Please note that I am only listing the honor murder of daughters by their family of origin—something that is typical of Islam, and to a lesser extent of Sikhs and Hindus in the West. Western domestic violence, including domestically violent femicide, does not usually involve daughter-killing and for such reasons.
Islamic gender apartheid has quietly, openly, and fully penetrated the West. Female genital mutilation is going on in North America and in Europe, as is polygamy, forced veiling, normalized daughter-and wife-beating, forced arranged marriage, and honor killing.
This deeply concerns me. It has also alarmed many of the maligned anti-jihadic bloggers. What protection are we able to offer the Muslim girls and women who become citizens of our countries? What kind of prosecutions will we be able to mount against their attackers?
The situation is far, far worse in Europe, including in Norway. Just read Norwegian Hege Storhaug’s excellent book on this subject: But the Greatest of These is Freedom: The Consequences of Immigration in Europe. According to Storhaug,
“Norwegian government officials who are supposed to help immigrant women enter the work force have instead formed an ‘unholy alliance’ with those women’s husbands. The husbands want the women to stay home, keep house, and raise children; and the employment counselors don’t want to harass the women by trying to push them into jobs, since their chances of finding employment are poor anyway. So instead they arrange for the women to take hobby-like courses in subjects like food preparation and needlework. Far from bringing them closer to the work force, these courses ensure that they won’t neglect their domestic duties. The government, in short, has made a compromise; it keeps Muslim women busy within their husbands’ strict boundaries and ignores their need to develop into skilled workers – and active citizens.”
Storhaug, like me and a handful of other feminists, are all haunted by the Western feminist silence about Islamic gender apartheid in the West. She explains that silence succinctly and accurately.
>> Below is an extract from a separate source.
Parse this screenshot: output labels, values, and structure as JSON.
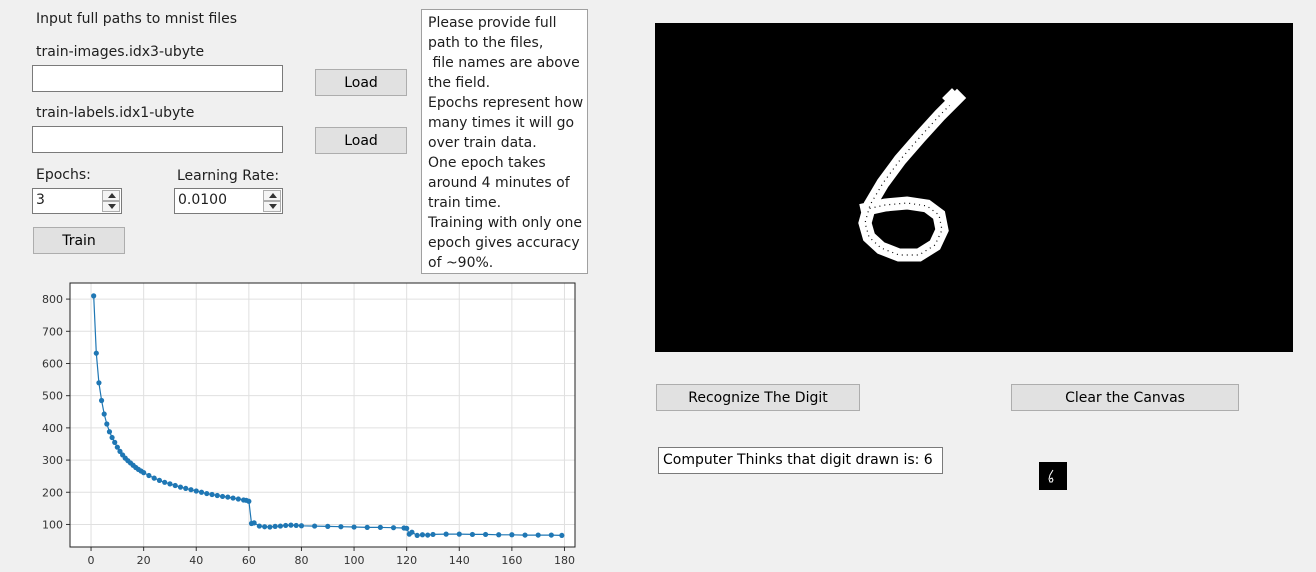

“The feminists are obsessed with their own ethnic Norwegian causes: longer maternity leave, shorter work days for the same pay – in short, everything that can give them a better life, materially and socially. At the same time, many of the classical feminists appear to be old socialists blinded by the multicultural dream – a dream, alas, that has led them to accept the oppression of women in sizable segments of the population.”